Essa marca tem muitos produtos, e a favela carioca talvez seja um dos
mais cobiçados. Claro, estamos falando apenas daquelas favelas
incrustadas nos bairros mais ricos da Cidade Maravilhosa e que estão
dentro do circuito dos megaeventos, por onde circularão os turistas.
A
favela se tornou uma mercadoria diferenciada. Não se trata apenas de
reconhecer e explorar esse território como mercado consumidor, mas
sim de transformá-lo em suvenir negociável, cujos valores
principais são sua localização privilegiada, a paisagem exuberante
e a exótica cultura dos favelados que dão vida ao lugar, como as
festas na laje, hoje consumidas pela classe média do asfalto. No
entanto, para a favela ser consumível tornou-se necessário um
processo de crescente pasteurização. As Unidades de Polícia
Pacificadora (UPPs) tornaram possível esse projeto ao abrir caminho
para a oferta de novas mercadorias e serviços, explorando o
potencial de consumo dos moradores, e permitem que a própria favela
seja consumida pelos que vêm de fora. A esse processo tem sido dado
o nome de integração, apesar da flagrante persistência das
desigualdades entre as condições de vida das populações das
favelas e aquelas de seu entorno.
As
transformações recentes no cenário do Rio de Janeiro têm como
força motriz a articulação íntima de políticas públicas urbanas
e de segurança a partir das UPPs e dos megaeventos. Uma articulação
que, de tão íntima, as confunde, não sendo possível dizer se o
poder público está sendo apoiado pelos empresários ou o contrário.

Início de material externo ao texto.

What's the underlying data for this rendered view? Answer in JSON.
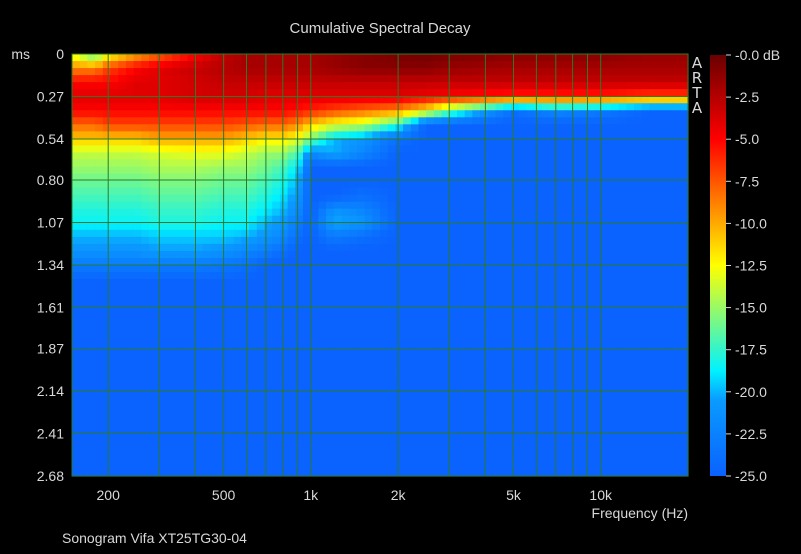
{
  "chart_data": {
    "type": "heatmap",
    "title": "Cumulative Spectral Decay",
    "footer": "Sonogram Vifa XT25TG30-04",
    "watermark": "ARTA",
    "xlabel": "Frequency (Hz)",
    "ylabel": "ms",
    "x_scale": "log",
    "xlim": [
      150,
      20000
    ],
    "ylim": [
      0,
      2.68
    ],
    "x_ticks": [
      {
        "value": 200,
        "label": "200"
      },
      {
        "value": 500,
        "label": "500"
      },
      {
        "value": 1000,
        "label": "1k"
      },
      {
        "value": 2000,
        "label": "2k"
      },
      {
        "value": 5000,
        "label": "5k"
      },
      {
        "value": 10000,
        "label": "10k"
      }
    ],
    "y_ticks": [
      {
        "value": 0,
        "label": "0"
      },
      {
        "value": 0.27,
        "label": "0.27"
      },
      {
        "value": 0.54,
        "label": "0.54"
      },
      {
        "value": 0.8,
        "label": "0.80"
      },
      {
        "value": 1.07,
        "label": "1.07"
      },
      {
        "value": 1.34,
        "label": "1.34"
      },
      {
        "value": 1.61,
        "label": "1.61"
      },
      {
        "value": 1.87,
        "label": "1.87"
      },
      {
        "value": 2.14,
        "label": "2.14"
      },
      {
        "value": 2.41,
        "label": "2.41"
      },
      {
        "value": 2.68,
        "label": "2.68"
      }
    ],
    "colorbar": {
      "unit": "dB",
      "range": [
        -25.0,
        0.0
      ],
      "ticks": [
        "-0.0",
        "-2.5",
        "-5.0",
        "-7.5",
        "-10.0",
        "-12.5",
        "-15.0",
        "-17.5",
        "-20.0",
        "-22.5",
        "-25.0"
      ],
      "colors": [
        "#0a62ff",
        "#00f2ff",
        "#ffff00",
        "#ff0000",
        "#6a0000"
      ]
    },
    "grid": true,
    "levels_db_freqs": [
      150,
      180,
      200,
      250,
      300,
      400,
      500,
      600,
      700,
      800,
      900,
      1000,
      1200,
      1500,
      2000,
      2500,
      3000,
      5000,
      7000,
      10000,
      15000,
      20000
    ],
    "levels_db_times": [
      0,
      0.09,
      0.18,
      0.27,
      0.36,
      0.45,
      0.54,
      0.63,
      0.72,
      0.8,
      0.9,
      1.0,
      1.07,
      1.16,
      1.25,
      1.34,
      1.45,
      1.61
    ],
    "levels_db": [
      [
        -13,
        -17,
        -13,
        -10,
        -8,
        -5,
        -3,
        -2,
        -2,
        -2,
        -2,
        -2,
        -1.5,
        -1,
        -0.5,
        -0.3,
        -0.5,
        -1,
        -1,
        -1,
        -1.5,
        -1.5
      ],
      [
        -9,
        -9,
        -7,
        -5,
        -4,
        -3,
        -2.5,
        -2,
        -2,
        -2,
        -2,
        -2,
        -1.5,
        -1,
        -1,
        -1,
        -1.5,
        -2,
        -2,
        -2,
        -2,
        -2
      ],
      [
        -5,
        -5,
        -5,
        -4,
        -4,
        -3.5,
        -3,
        -3,
        -3,
        -3,
        -3,
        -3,
        -3,
        -3,
        -3,
        -3,
        -3,
        -3,
        -3,
        -3,
        -3,
        -3
      ],
      [
        -4,
        -4,
        -4,
        -4,
        -4,
        -3.5,
        -3.5,
        -3.5,
        -4,
        -4,
        -4,
        -4,
        -4,
        -4,
        -4,
        -4.5,
        -5,
        -6,
        -6,
        -6,
        -7,
        -7
      ],
      [
        -5,
        -5,
        -5,
        -5,
        -5,
        -5,
        -5,
        -5,
        -5,
        -5,
        -5.5,
        -6,
        -7,
        -8,
        -9,
        -12,
        -16,
        -24,
        -22,
        -23,
        -25,
        -25
      ],
      [
        -8,
        -8,
        -7,
        -7,
        -7,
        -7,
        -7,
        -7.5,
        -8,
        -8,
        -9,
        -11,
        -13,
        -14,
        -18,
        -25,
        -25,
        -25,
        -25,
        -25,
        -25,
        -25
      ],
      [
        -11,
        -11,
        -11,
        -11,
        -10,
        -10,
        -10,
        -11,
        -12,
        -12,
        -13,
        -16,
        -20,
        -21,
        -24,
        -25,
        -25,
        -25,
        -25,
        -25,
        -25,
        -25
      ],
      [
        -14,
        -14,
        -14,
        -14,
        -13.5,
        -13,
        -13,
        -14,
        -15,
        -15,
        -17,
        -22,
        -20,
        -22,
        -25,
        -25,
        -25,
        -25,
        -25,
        -25,
        -25,
        -25
      ],
      [
        -15,
        -15,
        -15,
        -15,
        -14.5,
        -14.5,
        -15,
        -15,
        -16,
        -17,
        -19,
        -25,
        -25,
        -25,
        -25,
        -25,
        -25,
        -25,
        -25,
        -25,
        -25,
        -25
      ],
      [
        -16,
        -16,
        -16,
        -16,
        -15.5,
        -15.5,
        -16,
        -16,
        -17,
        -18,
        -20,
        -25,
        -25,
        -25,
        -25,
        -25,
        -25,
        -25,
        -25,
        -25,
        -25,
        -25
      ],
      [
        -17,
        -17,
        -17,
        -17,
        -16.5,
        -16.5,
        -17,
        -17,
        -18,
        -19,
        -21,
        -25,
        -25,
        -24,
        -25,
        -25,
        -25,
        -25,
        -25,
        -25,
        -25,
        -25
      ],
      [
        -18,
        -18,
        -18,
        -18,
        -17.5,
        -17.5,
        -18,
        -18,
        -19,
        -20,
        -22,
        -25,
        -21,
        -22,
        -25,
        -25,
        -25,
        -25,
        -25,
        -25,
        -25,
        -25
      ],
      [
        -18.5,
        -18.5,
        -18.5,
        -18.5,
        -18,
        -18,
        -18.5,
        -18.5,
        -20,
        -21,
        -23,
        -25,
        -20,
        -21,
        -25,
        -25,
        -25,
        -25,
        -25,
        -25,
        -25,
        -25
      ],
      [
        -20,
        -20,
        -20,
        -20,
        -19.5,
        -19.5,
        -19.5,
        -20,
        -21,
        -22,
        -24,
        -25,
        -23,
        -24,
        -25,
        -25,
        -25,
        -25,
        -25,
        -25,
        -25,
        -25
      ],
      [
        -21,
        -21,
        -21,
        -21,
        -20.5,
        -20.5,
        -21,
        -22,
        -23,
        -24,
        -25,
        -25,
        -25,
        -25,
        -25,
        -25,
        -25,
        -25,
        -25,
        -25,
        -25,
        -25
      ],
      [
        -23,
        -23,
        -23,
        -23,
        -23,
        -23,
        -23.5,
        -24,
        -25,
        -25,
        -25,
        -25,
        -25,
        -25,
        -25,
        -25,
        -25,
        -25,
        -25,
        -25,
        -25,
        -25
      ],
      [
        -25,
        -25,
        -25,
        -25,
        -25,
        -25,
        -25,
        -25,
        -25,
        -25,
        -25,
        -25,
        -25,
        -25,
        -25,
        -25,
        -25,
        -25,
        -25,
        -25,
        -25,
        -25
      ],
      [
        -25,
        -25,
        -25,
        -25,
        -25,
        -25,
        -25,
        -25,
        -25,
        -25,
        -25,
        -25,
        -25,
        -25,
        -25,
        -25,
        -25,
        -25,
        -25,
        -25,
        -25,
        -25
      ]
    ]
  }
}
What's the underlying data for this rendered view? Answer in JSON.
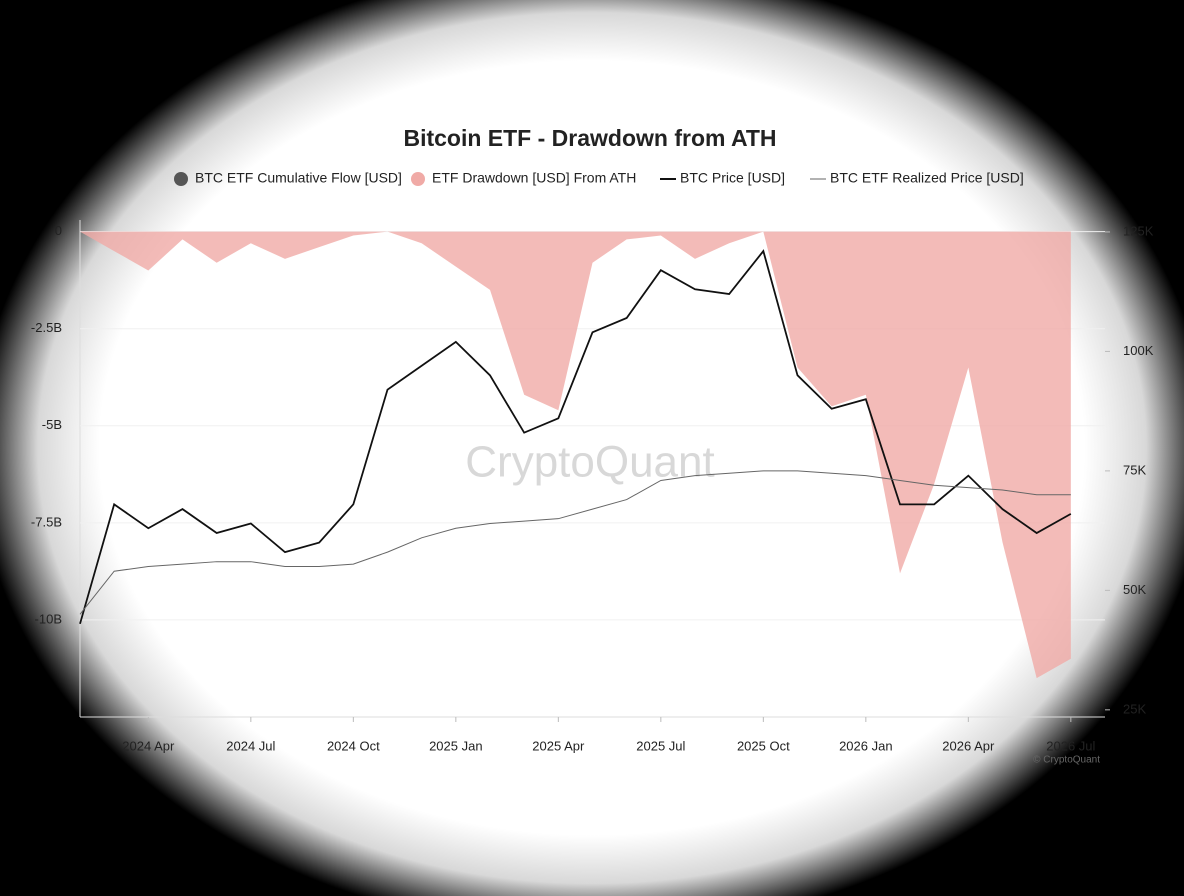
{
  "chart_data": {
    "type": "line",
    "title": "Bitcoin ETF - Drawdown from ATH",
    "x": [
      "2024-02",
      "2024-03",
      "2024-04",
      "2024-05",
      "2024-06",
      "2024-07",
      "2024-08",
      "2024-09",
      "2024-10",
      "2024-11",
      "2024-12",
      "2025-01",
      "2025-02",
      "2025-03",
      "2025-04",
      "2025-05",
      "2025-06",
      "2025-07",
      "2025-08",
      "2025-09",
      "2025-10",
      "2025-11",
      "2025-12",
      "2026-01",
      "2026-02",
      "2026-03",
      "2026-04",
      "2026-05",
      "2026-06",
      "2026-07"
    ],
    "xlim": [
      "2024-02",
      "2026-08"
    ],
    "xticks": [
      {
        "value": "2024-04",
        "label": "2024 Apr"
      },
      {
        "value": "2024-07",
        "label": "2024 Jul"
      },
      {
        "value": "2024-10",
        "label": "2024 Oct"
      },
      {
        "value": "2025-01",
        "label": "2025 Jan"
      },
      {
        "value": "2025-04",
        "label": "2025 Apr"
      },
      {
        "value": "2025-07",
        "label": "2025 Jul"
      },
      {
        "value": "2025-10",
        "label": "2025 Oct"
      },
      {
        "value": "2026-01",
        "label": "2026 Jan"
      },
      {
        "value": "2026-04",
        "label": "2026 Apr"
      },
      {
        "value": "2026-07",
        "label": "2026 Jul"
      }
    ],
    "ylim": [
      -12.5,
      0.3
    ],
    "yticks": [
      0,
      {
        "value": -2.5,
        "label": "-2.5B"
      },
      {
        "value": -5,
        "label": "-5B"
      },
      {
        "value": -7.5,
        "label": "-7.5B"
      },
      {
        "value": -10,
        "label": "-10B"
      }
    ],
    "y2lim": [
      23500,
      127500
    ],
    "y2ticks": [
      {
        "value": 25000,
        "label": "25K"
      },
      {
        "value": 50000,
        "label": "50K"
      },
      {
        "value": 75000,
        "label": "75K"
      },
      {
        "value": 100000,
        "label": "100K"
      },
      {
        "value": 125000,
        "label": "125K"
      }
    ],
    "series": [
      {
        "name": "BTC ETF Cumulative Flow [USD]",
        "color": "#555555",
        "type": "dot"
      },
      {
        "name": "ETF Drawdown [USD] From ATH",
        "color": "#f0aaa6",
        "type": "area",
        "values": [
          0,
          -0.5,
          -1.0,
          -0.2,
          -0.8,
          -0.3,
          -0.7,
          -0.4,
          -0.1,
          0,
          -0.3,
          -0.9,
          -1.5,
          -4.2,
          -4.6,
          -0.8,
          -0.2,
          -0.1,
          -0.7,
          -0.3,
          0,
          -3.5,
          -4.5,
          -4.2,
          -8.8,
          -6.5,
          -3.5,
          -8.0,
          -11.5,
          -11.0
        ]
      },
      {
        "name": "BTC Price [USD]",
        "color": "#111111",
        "type": "line",
        "axis": "y2",
        "values": [
          43000,
          68000,
          63000,
          67000,
          62000,
          64000,
          58000,
          60000,
          68000,
          92000,
          97000,
          102000,
          95000,
          83000,
          86000,
          104000,
          107000,
          117000,
          113000,
          112000,
          121000,
          95000,
          88000,
          90000,
          68000,
          68000,
          74000,
          67000,
          62000,
          66000
        ]
      },
      {
        "name": "BTC ETF Realized Price [USD]",
        "color": "#666666",
        "type": "thin",
        "axis": "y2",
        "values": [
          45000,
          54000,
          55000,
          55500,
          56000,
          56000,
          55000,
          55000,
          55500,
          58000,
          61000,
          63000,
          64000,
          64500,
          65000,
          67000,
          69000,
          73000,
          74000,
          74500,
          75000,
          75000,
          74500,
          74000,
          73000,
          72000,
          71500,
          71000,
          70000,
          70000
        ]
      }
    ],
    "watermark": "CryptoQuant",
    "source": "© CryptoQuant"
  }
}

Essas políticas se apoiam mutuamente para produzir espaços urbanos
mercantilizados. Afinal, uma cidade vendável demanda projetos que a
tornem consumível. Após a ocupação militar nas favelas e a
instalação das UPPs, outros órgãos, públicos e privados, começam
a atuar nesses territórios, dando continuidade à política de
pacificação. Para tal, foram criados inúmeros projetos sociais e
fóruns de participação que deveriam construir a negociação por
meio do diálogo e “escuta forte” das comunidades onde se
instalaram as UPPs.
Ao
contrário da política de segurança, cujo comando e missão estão
claramente definidos, a parte social da pacificação sofre de várias
debilidades. As mais evidentes são a desarticulação com as
políticas universais de saúde e educação e a falta de coordenação
entre os vários agentes que promovem o desenvolvimento urbano e
social nas favelas. Dois programas se propõem a articular e
coordenar as políticas sociais na favela: a UPP Social, que responde
ao nível municipal e está alocada no Instituto Pereira Passos, e os
Territórios da Paz, vinculados ao governo estadual e inseridos na
Secretaria de Assistência Social e Direitos Humanos. Com objetivos
similares – promover a interlocução entre Estado, sociedade e
mercado – e ações que se sobrepõem em diversos aspectos, esses
programas teriam o intuito de promover a coordenação das políticas
locais e a participação dos moradores, permitindo um fluxo contínuo
de informações entre gestores das políticas e demandas
comunitárias.
Entretanto,
a falta de poder político, a frágil institucionalidade e a noção
limitada de participação dessas políticas resultam em vazio
democrático e pouca efetividade das ações promovidas, já que o
social está a reboque das decisões tomadas na área responsável
pela reforma urbana. Apesar do propósito de cobrir a dimensão
social da política de pacificação de forma participativa e
articulada com outras políticas públicas, UPP Social e Territórios
da Paz não encontram uma descentralização de poder ao nível do
governo que lhes confira autoridade e recursos suficientes para
responder às demandas da população local. Ao contrário,
introduziu-se um modelo decisório extremamente fechado no qual a
convocação à participação é frequentemente denunciada pelas
lideranças locais como mera representação, incapaz de responder de
forma eficiente às demandas estruturais da favela, como saúde,
saneamento, moradia, trabalho e renda.
Por
um lado, a falta de informações compartilhadas mantém os moradores
numa situação desigual de conhecimento sobre as ações públicas,
provocando a desconfiança de que tais espaços sirvam meramente para
referendar decisões já tomadas. Por outro, a falta de capacidade
concreta dos moradores para reagir de forma coletiva às questões
que afetam a comunidade torna os fóruns um momento catártico, com
baixa efetividade. Moradores passam a ser meros consumidores –
frustrados, diga-se de passagem – da atenção que lhes é dada por
agentes públicos com parcos recursos de poder. Nesses espaços, é
permitido vocalizar angústias e desejos sobre a ação
governamental, mas não há brecha real para definir prioridades e
ações substantivas das políticas públicas. Em suma, essas
instâncias consistem em instrumento apaziguador dos conflitos,
procurando referendar as decisões já vinculadas à política em
curso. Potencialmente, são mecanismos de esvaziamento da já
debilitada organização comunitária, docilização das
resistências, adestramento dos jovens, cooptação das lideranças.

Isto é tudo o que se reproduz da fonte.